R 调用plot&x27;实际上,我并没有画出情节
请参见下面的循环——它调用了绘图k(k-1)/2次,但从未实际生成绘图。。但是,如果我更改代码以手动调用绘图(例如,绘图(我的_树,c(1,2),…),将生成绘图。) 我的_树是GBM对象。请参阅下面的完整代码R 调用plot&x27;实际上,我并没有画出情节,r,R,请参见下面的循环——它调用了绘图k(k-1)/2次,但从未实际生成绘图。。但是,如果我更改代码以手动调用绘图(例如,绘图(我的_树,c(1,2),…),将生成绘图。) 我的_树是GBM对象。请参阅下面的完整代码 #there is nothing wrong with this code, but yet it does not work for (i in my_tree$var.names) { for (j in my_tree$var.names) {
#there is nothing wrong with this code, but yet it does not work
for (i in my_tree$var.names) {
for (j in my_tree$var.names) {
if (i < j) plot(my_tree, c(i, j), n.trees=best.iter)
}
}
#这段代码没有错,但它不起作用
for(我的_树$var.names中的i){
for(我的_树中的j$var.names){
if(i
==下面是完整的程序
pdf("demo.pdf")
N <- 100000
alldata <- data.frame();
train <- factor( ifelse(runif(N)<0.5, 'T', 'V'))
X1 <- rnorm(N);
X2 <- rnorm(N);
X3 <- runif(N);
X4 <- rpois(N, lambda=4);
linear.pred <- -3 + 0.25*X1 + 0.125*X2 - X3 + X4**abs(X1)
temp <- binomial()
y <- rbinom(N, 1, p=temp$linkinv(linear.pred))

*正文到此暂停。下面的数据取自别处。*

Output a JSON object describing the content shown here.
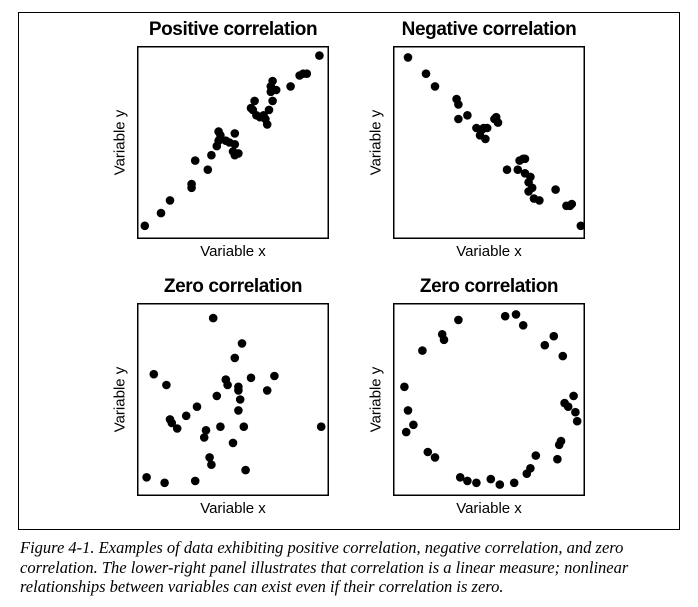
{
  "caption": "Figure 4-1. Examples of data exhibiting positive correlation, negative correlation, and zero correlation. The lower-right panel illustrates that correlation is a linear measure; nonlinear relationships between variables can exist even if their correlation is zero.",
  "chart_data": [
    {
      "type": "scatter",
      "title": "Positive correlation",
      "xlabel": "Variable x",
      "ylabel": "Variable y",
      "xlim": [
        0,
        1
      ],
      "ylim": [
        0,
        1
      ],
      "grid": false,
      "ticks": false,
      "x": [
        0.01,
        0.1,
        0.15,
        0.27,
        0.27,
        0.29,
        0.36,
        0.38,
        0.41,
        0.42,
        0.42,
        0.43,
        0.46,
        0.48,
        0.5,
        0.51,
        0.51,
        0.51,
        0.53,
        0.6,
        0.61,
        0.62,
        0.63,
        0.65,
        0.67,
        0.68,
        0.69,
        0.7,
        0.71,
        0.71,
        0.72,
        0.72,
        0.74,
        0.82,
        0.87,
        0.89,
        0.91,
        0.98
      ],
      "y": [
        0.04,
        0.11,
        0.18,
        0.25,
        0.27,
        0.4,
        0.35,
        0.43,
        0.48,
        0.51,
        0.56,
        0.54,
        0.51,
        0.5,
        0.45,
        0.43,
        0.55,
        0.49,
        0.44,
        0.69,
        0.68,
        0.73,
        0.65,
        0.64,
        0.65,
        0.63,
        0.6,
        0.68,
        0.78,
        0.81,
        0.73,
        0.84,
        0.79,
        0.81,
        0.87,
        0.88,
        0.88,
        0.98
      ]
    },
    {
      "type": "scatter",
      "title": "Negative correlation",
      "xlabel": "Variable x",
      "ylabel": "Variable y",
      "xlim": [
        0,
        1
      ],
      "ylim": [
        0,
        1
      ],
      "grid": false,
      "ticks": false,
      "x": [
        0.05,
        0.15,
        0.2,
        0.32,
        0.33,
        0.33,
        0.38,
        0.43,
        0.45,
        0.46,
        0.47,
        0.48,
        0.49,
        0.53,
        0.54,
        0.55,
        0.6,
        0.66,
        0.67,
        0.69,
        0.7,
        0.7,
        0.72,
        0.72,
        0.73,
        0.74,
        0.75,
        0.78,
        0.87,
        0.93,
        0.95,
        0.96,
        1.01
      ],
      "y": [
        0.97,
        0.88,
        0.81,
        0.74,
        0.71,
        0.63,
        0.65,
        0.58,
        0.54,
        0.57,
        0.58,
        0.52,
        0.58,
        0.63,
        0.64,
        0.61,
        0.35,
        0.35,
        0.4,
        0.41,
        0.41,
        0.33,
        0.28,
        0.23,
        0.31,
        0.25,
        0.19,
        0.18,
        0.24,
        0.15,
        0.15,
        0.16,
        0.04
      ]
    },
    {
      "type": "scatter",
      "title": "Zero correlation",
      "xlabel": "Variable x",
      "ylabel": "Variable y",
      "xlim": [
        0,
        1
      ],
      "ylim": [
        0,
        1
      ],
      "grid": false,
      "ticks": false,
      "x": [
        0.02,
        0.06,
        0.12,
        0.13,
        0.15,
        0.16,
        0.19,
        0.24,
        0.29,
        0.3,
        0.34,
        0.35,
        0.37,
        0.38,
        0.39,
        0.41,
        0.43,
        0.46,
        0.47,
        0.5,
        0.51,
        0.53,
        0.53,
        0.53,
        0.54,
        0.55,
        0.56,
        0.57,
        0.6,
        0.69,
        0.73,
        0.99
      ],
      "y": [
        0.07,
        0.64,
        0.04,
        0.58,
        0.39,
        0.37,
        0.34,
        0.41,
        0.05,
        0.46,
        0.29,
        0.33,
        0.18,
        0.14,
        0.95,
        0.52,
        0.35,
        0.61,
        0.58,
        0.26,
        0.73,
        0.55,
        0.44,
        0.57,
        0.5,
        0.81,
        0.35,
        0.11,
        0.62,
        0.55,
        0.63,
        0.35
      ]
    },
    {
      "type": "scatter",
      "title": "Zero correlation",
      "xlabel": "Variable x",
      "ylabel": "Variable y",
      "xlim": [
        0,
        1
      ],
      "ylim": [
        0,
        1
      ],
      "grid": false,
      "ticks": false,
      "x": [
        0.03,
        0.04,
        0.05,
        0.08,
        0.13,
        0.16,
        0.2,
        0.24,
        0.25,
        0.33,
        0.34,
        0.38,
        0.43,
        0.51,
        0.56,
        0.59,
        0.64,
        0.65,
        0.69,
        0.71,
        0.73,
        0.76,
        0.81,
        0.86,
        0.88,
        0.89,
        0.9,
        0.91,
        0.92,
        0.94,
        0.97,
        0.98,
        0.99
      ],
      "y": [
        0.57,
        0.32,
        0.44,
        0.36,
        0.77,
        0.21,
        0.18,
        0.86,
        0.83,
        0.94,
        0.07,
        0.05,
        0.04,
        0.06,
        0.03,
        0.96,
        0.04,
        0.97,
        0.91,
        0.09,
        0.12,
        0.19,
        0.8,
        0.85,
        0.17,
        0.25,
        0.27,
        0.74,
        0.48,
        0.46,
        0.52,
        0.43,
        0.38
      ]
    }
  ]
}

alldata <- data.frame(train,X1,X2,X3,X4,y)
rm(train,X1,X2,X3,X4,y,linear.pred)
train <- alldata[alldata$train=='T',]
library(gbm)
my_tree<-gbm(y ~ X1 + X2 + X3 + X4,
distribution="bernoulli",
data=train,
train.fraction=0.5,
interaction.depth=8,
n.trees=300,
shrinkage=0.1,
verbose=TRUE)
best.iter <- gbm.perf(my_tree, method="test")
print(best.iter)
summary(my_tree, ntrees=best.iter)
# make one and two ways
for (i in my_tree$var.names) {
plot(my_tree, i, best.iter)
}
#there is nothing wrong with this code, but yet it does not work
for (i in my_tree$var.names) {
for (j in my_tree$var.names) {
if (i < j) plot(my_tree, c(i, j), n.trees=best.iter)
}
}
pdf(“demo.pdf”)
N如果您查看plot.gbm
的帮助页面,它提到使用了晶格图,因此这很可能是常见问题7.22的一个例子。尝试“打印”情节。谢谢您,先生。正如我告诉我的同事,“我确实相信我刚刚得到了常见问题解答。”不管怎样,它的工作都很有魅力。